Jechaliśmy tak jakiś czas, a żadne
z nas nie postanowiło przerwać ciszy, która nas otaczała. Siedziałam dalej z głową odchyloną na zagłówek, ale wzrok utkwilam w leśnych drzewach, które mijaliśmy z dużą prędkością. Cały czas myślałam jak mogą się potoczyć te sprawy i starałam się wyobrazić alternatywne zdarzenia oraz moje reakcje na nie. Słyszałam gdzieś, kiedyś że takie robienie scenariuszy pozwala na szybką i dobrą reakcje w razie zagrożenia, które może nadejść niespodziewanie.
Gdy skończyłam męczyć moją wyobraźnię okazało się że jesteśmy na miejscu więc wysiadłam z auta i ruszyłam za Adrienem, zatrzymaliście się dokładnie 8 metrów od bocznego wejścia, które zrobił już wcześniej dla nas Danilo. Byliśmy otoczeni ciemnym, iglastym lasem co idealnie nadawało się na nasz kamuflaż, w którym mogliśmy posprawdzać raz jeszcze czy sprzęt jest kompletny, sprawny i gotowy do działania. Założyłam kaptur na głowę
i odbespieczyłam swoją broń, wymieniłam porozumiewawcze spojrzenie z Adrienem. W jednej sekundzie ruszyliśmy do dziury w siatce będąc osłaniani przez ludzi z każdej naszej strony i resztę kryjącą się jeszcze między gęstymi gałęziami drzew.- Trzymamy się razem, pamiętaj Hailie. - Powiedział Adrien zerkając na mnie.
-Dobrze. - odpowiedziałam krótko i szłam dalej przed siebie uważnie nasłuchując i obserwują otaczający mnie teren. Nagle usłyszałam strzał, szybko przyległam do ściany budynku i uniosłam broń trzymając ją dwiema rękoma.
Walka o życie się zaczęła. Pomyślałam słysząc coraz więcej strzałów nie tak daleko mnie. Udało nam się wejść do budynku gdzie od razu ludzie Rydera wszczęli alarm
i odpowiedzieli na nas bronią, nie oszczędzając nikogo. Tak samo jak my.

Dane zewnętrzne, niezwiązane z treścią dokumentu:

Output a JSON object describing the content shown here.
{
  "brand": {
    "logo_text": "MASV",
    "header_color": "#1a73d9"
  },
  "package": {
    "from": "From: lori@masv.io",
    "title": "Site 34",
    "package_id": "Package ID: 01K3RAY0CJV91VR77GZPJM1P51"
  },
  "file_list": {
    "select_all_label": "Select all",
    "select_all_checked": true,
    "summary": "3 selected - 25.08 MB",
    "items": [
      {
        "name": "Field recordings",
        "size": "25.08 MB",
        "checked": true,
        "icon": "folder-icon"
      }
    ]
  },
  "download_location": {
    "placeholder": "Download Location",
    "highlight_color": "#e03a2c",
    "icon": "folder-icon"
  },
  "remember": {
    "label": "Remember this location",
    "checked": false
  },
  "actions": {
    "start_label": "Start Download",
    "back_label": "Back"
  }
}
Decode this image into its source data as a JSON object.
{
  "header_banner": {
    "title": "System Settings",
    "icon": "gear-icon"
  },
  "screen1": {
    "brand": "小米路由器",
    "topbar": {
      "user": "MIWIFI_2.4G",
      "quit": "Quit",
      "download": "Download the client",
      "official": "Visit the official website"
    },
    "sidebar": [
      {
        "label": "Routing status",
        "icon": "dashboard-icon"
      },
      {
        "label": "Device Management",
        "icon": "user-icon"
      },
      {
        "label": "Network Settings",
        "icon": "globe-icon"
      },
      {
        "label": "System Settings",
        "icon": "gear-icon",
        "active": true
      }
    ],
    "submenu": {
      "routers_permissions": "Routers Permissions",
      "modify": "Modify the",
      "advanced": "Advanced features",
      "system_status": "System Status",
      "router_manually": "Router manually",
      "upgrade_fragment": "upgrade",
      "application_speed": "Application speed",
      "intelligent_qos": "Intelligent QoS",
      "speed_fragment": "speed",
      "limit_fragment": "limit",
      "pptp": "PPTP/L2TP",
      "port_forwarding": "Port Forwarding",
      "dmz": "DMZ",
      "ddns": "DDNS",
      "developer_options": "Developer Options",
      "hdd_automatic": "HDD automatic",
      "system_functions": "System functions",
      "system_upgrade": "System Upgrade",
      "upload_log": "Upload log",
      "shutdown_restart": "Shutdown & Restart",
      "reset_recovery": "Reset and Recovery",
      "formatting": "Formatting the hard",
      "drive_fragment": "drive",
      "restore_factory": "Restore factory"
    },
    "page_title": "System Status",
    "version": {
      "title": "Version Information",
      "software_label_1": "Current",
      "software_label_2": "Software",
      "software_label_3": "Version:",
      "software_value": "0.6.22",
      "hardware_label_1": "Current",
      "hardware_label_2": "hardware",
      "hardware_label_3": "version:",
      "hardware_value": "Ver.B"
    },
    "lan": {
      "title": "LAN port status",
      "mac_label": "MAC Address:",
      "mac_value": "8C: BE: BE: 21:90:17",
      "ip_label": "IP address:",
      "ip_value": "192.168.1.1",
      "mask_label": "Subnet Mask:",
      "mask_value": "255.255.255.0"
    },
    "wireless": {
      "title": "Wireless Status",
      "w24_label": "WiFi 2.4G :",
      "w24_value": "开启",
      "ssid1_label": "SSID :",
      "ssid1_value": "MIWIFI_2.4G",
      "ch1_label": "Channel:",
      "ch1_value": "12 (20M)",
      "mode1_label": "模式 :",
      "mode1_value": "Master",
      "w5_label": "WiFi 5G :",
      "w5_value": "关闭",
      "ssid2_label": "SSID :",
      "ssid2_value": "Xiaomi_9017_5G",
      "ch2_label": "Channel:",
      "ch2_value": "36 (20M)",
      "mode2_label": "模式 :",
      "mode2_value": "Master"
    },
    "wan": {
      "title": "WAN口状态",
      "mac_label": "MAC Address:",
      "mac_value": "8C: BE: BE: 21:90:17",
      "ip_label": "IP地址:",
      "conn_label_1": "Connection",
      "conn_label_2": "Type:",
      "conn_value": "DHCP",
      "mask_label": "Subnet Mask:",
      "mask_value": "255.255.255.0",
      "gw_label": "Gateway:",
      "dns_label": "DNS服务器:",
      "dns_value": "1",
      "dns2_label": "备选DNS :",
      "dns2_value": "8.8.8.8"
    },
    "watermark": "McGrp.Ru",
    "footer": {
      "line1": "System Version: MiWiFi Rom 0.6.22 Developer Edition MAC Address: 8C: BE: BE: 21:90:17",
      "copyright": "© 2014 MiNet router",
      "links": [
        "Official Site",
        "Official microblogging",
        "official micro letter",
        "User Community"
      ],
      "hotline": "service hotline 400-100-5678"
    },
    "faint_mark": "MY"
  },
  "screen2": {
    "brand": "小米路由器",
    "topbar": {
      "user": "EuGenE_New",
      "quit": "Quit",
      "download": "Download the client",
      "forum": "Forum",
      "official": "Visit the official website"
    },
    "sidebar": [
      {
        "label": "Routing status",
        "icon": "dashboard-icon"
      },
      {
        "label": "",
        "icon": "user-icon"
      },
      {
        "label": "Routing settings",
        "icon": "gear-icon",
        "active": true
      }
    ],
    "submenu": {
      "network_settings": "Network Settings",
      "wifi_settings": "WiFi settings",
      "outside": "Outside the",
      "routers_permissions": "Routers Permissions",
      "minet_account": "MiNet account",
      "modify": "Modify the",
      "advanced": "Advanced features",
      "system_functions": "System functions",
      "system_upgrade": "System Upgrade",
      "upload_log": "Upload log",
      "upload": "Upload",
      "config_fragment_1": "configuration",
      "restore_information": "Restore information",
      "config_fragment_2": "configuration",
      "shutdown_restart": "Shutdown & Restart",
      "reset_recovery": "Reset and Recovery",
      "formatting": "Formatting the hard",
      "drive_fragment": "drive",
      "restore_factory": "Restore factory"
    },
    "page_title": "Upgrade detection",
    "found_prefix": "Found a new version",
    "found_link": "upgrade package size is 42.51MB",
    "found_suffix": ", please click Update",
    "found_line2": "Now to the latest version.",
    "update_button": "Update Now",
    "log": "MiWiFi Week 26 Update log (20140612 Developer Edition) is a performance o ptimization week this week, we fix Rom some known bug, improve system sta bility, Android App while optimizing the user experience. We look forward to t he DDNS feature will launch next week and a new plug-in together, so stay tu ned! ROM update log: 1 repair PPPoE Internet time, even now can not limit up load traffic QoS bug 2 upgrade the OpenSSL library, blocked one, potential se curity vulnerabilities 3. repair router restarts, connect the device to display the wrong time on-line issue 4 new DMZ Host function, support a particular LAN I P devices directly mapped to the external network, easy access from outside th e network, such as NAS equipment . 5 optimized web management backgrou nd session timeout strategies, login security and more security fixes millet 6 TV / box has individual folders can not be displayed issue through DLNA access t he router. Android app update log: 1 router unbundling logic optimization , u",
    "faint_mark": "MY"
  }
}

Ja i Adrien staraliśmy się na razie trzymać na uboczu tak jak zakładał nasz wcześniejszy plan działania, ale gdy tylko zauważyłam Rydera trzymającego
i prowadzącego gdzieś Shane'a nie potrafiłam. Poprostu nie potrafiłam zostać
i patrzeć jak wlecze gdzieś mojego poobijanego brata. Bez większego namysłu pobiegłam w stronę schodów prowadzących na piętro po drodze robiąc nie raz użytek z przedmiotu trzymanego w dłoniach. Słyszałam jak Santan krzyczał moje imię, że mam natychmiast wracać, że mam trzymać się planu, ale nie mógł za mną pobiec bo miał na karku jednego z ludzi Rydera.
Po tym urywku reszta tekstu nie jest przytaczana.